Storing archive_sha256 alongside every agency record means you can always trace a routing anomaly back to the exact feed archive that produced it — a prerequisite for GTFS compliance audits and for multi-agency batch processing strategies.

FAQ

What happens if agency_id is missing from agency.txt?

When the feed contains a single agency, agency_id is technically optional per the GTFS spec, but production pipelines should enforce its presence anyway. Missing agency_id breaks foreign-key joins between routes.txt and agency.txt in multi-agency merges, and causes silent attribution failures in routing engines. Synthesise a default value, log the assignment, and flag the feed for manual review.

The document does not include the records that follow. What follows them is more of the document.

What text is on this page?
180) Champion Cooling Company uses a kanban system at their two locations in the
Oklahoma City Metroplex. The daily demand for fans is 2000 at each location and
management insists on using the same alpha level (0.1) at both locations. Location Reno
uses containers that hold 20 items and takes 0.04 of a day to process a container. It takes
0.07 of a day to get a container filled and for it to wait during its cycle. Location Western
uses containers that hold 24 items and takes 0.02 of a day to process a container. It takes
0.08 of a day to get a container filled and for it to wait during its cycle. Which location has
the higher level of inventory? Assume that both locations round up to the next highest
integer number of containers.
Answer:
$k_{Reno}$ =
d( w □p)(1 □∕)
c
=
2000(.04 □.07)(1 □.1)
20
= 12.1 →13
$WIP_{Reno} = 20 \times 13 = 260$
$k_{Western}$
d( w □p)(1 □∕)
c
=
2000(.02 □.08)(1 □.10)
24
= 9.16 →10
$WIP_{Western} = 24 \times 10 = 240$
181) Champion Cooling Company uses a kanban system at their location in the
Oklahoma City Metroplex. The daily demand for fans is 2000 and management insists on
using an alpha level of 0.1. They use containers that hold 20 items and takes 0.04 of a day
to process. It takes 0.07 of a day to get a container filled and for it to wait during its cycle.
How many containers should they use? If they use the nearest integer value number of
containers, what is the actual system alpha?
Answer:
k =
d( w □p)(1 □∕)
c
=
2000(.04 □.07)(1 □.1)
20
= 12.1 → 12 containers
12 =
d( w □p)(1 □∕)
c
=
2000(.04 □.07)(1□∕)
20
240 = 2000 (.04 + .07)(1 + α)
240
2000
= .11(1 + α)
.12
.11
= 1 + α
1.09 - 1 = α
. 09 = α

How should feed_version be formatted?

The GTFS spec leaves feed_version as a free-form string. For production pipelines, date-based tags (YYYYMMDD) align naturally with feed_start_date, while content-hash tags (sha256:abc123) provide cryptographic immutability. Pick one scheme and apply it consistently across all feeds in your registry. Mixing schemes in the same registry makes historical diffs unreliable.

Why does agency_timezone matter for routing engines?

GTFS departure times in stop_times.txt are expressed in local wall-clock time, not UTC. The agency_timezone field tells routing engines and ETL pipelines which IANA timezone to use when converting those times. An incorrect or missing timezone produces wrong departures — especially across DST boundaries. See converting local transit times to UTC in Python for the full conversion pattern.